Building a Search Engine pt 2: The Searcher
19 July 02020
So when I consulted with my brother, a textbook, and the internet about parallel processing and how to deal with the index saving. The resolution I came to was that you can't really just task another core with saving the whole index. The options I had were either multithreading (creating another thread on the same core), or multiprocessing (using two separate cores). I couldn't use multithreading because saving the file was cpu-limiting, so creating a second thread wouldn't help. And multiprocessing wouldn't work because two cores can't share the same memory (they can but things can get wonky when it happens). If I wanted to use multiprocessing, I would need to write the index from one core to another, which is the exact problem I was trying to get around. That's my understanding anyway, it may be incorrect since I don't have any experience with parallel processing. So instead, I decided to split the index into a bunch of different files and merge them into one big file, either in parallel (which is preferable) or after the crawling is over (which is easier).
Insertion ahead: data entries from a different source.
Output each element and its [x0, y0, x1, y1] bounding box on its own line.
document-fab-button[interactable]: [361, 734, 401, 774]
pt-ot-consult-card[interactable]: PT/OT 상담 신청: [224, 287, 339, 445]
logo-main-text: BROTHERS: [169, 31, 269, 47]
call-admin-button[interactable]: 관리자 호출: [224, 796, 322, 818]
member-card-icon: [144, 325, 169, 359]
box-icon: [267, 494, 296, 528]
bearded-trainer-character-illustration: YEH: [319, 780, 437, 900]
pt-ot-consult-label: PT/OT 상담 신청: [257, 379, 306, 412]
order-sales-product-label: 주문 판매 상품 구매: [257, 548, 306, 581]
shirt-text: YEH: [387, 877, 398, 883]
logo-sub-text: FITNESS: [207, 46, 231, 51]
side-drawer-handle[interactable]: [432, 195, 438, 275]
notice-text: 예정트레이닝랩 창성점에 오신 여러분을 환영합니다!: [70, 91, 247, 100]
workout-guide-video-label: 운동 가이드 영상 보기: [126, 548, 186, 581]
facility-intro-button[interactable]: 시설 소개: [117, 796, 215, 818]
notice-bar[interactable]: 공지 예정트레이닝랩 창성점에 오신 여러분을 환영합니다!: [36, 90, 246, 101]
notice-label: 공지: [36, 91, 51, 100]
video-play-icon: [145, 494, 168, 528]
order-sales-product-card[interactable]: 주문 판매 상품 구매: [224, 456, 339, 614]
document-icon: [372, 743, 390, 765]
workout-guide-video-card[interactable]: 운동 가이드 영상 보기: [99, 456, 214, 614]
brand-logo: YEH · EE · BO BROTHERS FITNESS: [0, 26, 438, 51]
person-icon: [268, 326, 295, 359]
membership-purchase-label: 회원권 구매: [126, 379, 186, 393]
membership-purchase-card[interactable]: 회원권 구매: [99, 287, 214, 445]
Changing the crawler to save partial indices is a surprisingly easy modification, it only took 7 lines of code. I did some basic analysis, and prior to the change, we could crawl 190 pages in 130 seconds, without saving anything we could crawl 425 pages in 120 seconds, and saving small files we got 337 in about 110 seconds. I know that the time savings are even higher given that the preformance degrades signifigantly over time for script that saved the large file, and I just tested the first 2 minutes. For now I've decided to just do the merging in series rather than in parallel since that's easier and I woln't have to deal with multiprocessing. I'll revisit that later if it becomes an issue and/or I need to continuously crawl the web.
What really gave me trouble is the ranking function. I couldn't seem to find any information on how to actually rank the results based on how information appears on the html page. I have some information from the textbook I'm following (Croft, metzler, and Strohman pg 128), but it's pretty cryptic and abstract. Google's original paper, anatomy of a search engine has some hints in section 4.5.1, but the way they've set things up is just different enough from the way I've set things up to not be of much use. It seems like what I should be doing is taking the dot product of two functions, g and f. g takes in the query and assigns a number to each word in the query (and permutations of the words) based on how important those words are. f takes in the document and assigns a number to how many times the word appears in the document and is weighted by what tags are associated with that word (ex. words in headings are assigned more weight). After you take the dot product of each, you then multiply it by the pagerank value of the document. Of the two the g function is giving me more trouble, since it's hard to determine which words in a query are more important. I think one shortcut for me is to just get rid of g entirely, and create a function that simply looks at the weight of each occurance of the words in the query, and adds them together. There's still the issue of multi-word queries though, and I'm still trying to wrestle with how to deal with the distance between words. While a simple Euclidian distance function would work for two words (sqrt((location of first word - location of second word)^2)), if you add a third you get into the travelling salesman problem, which I don't want to deal with. I started by just dealing with single-word queries and hoping that the solution to multi-word queries will fall out of that, which is more or less what ended up happening. It ended up just being a whole lot of for loops as you take the distance between all the different word locations, multiplying by the weights, and then summing up all those distances. It's a pretty crude method but it more or less works for now. I can always come back to it if it's not up to snuff.
That's the main news so far, the search functionality is rough and the code is messy, but it works for now. I have some other stuff to do like stemming words and implementing a spellchecker, but once I have that done I should be able to move onto designing and hooking up the front end, probably using either flask or django. I'm leaning towards flask since it seems more well suited to a light weight webapp. I also plan on making a script that makes continuous merging and crawling possible, so I can just leave the crawler running for a long period of time.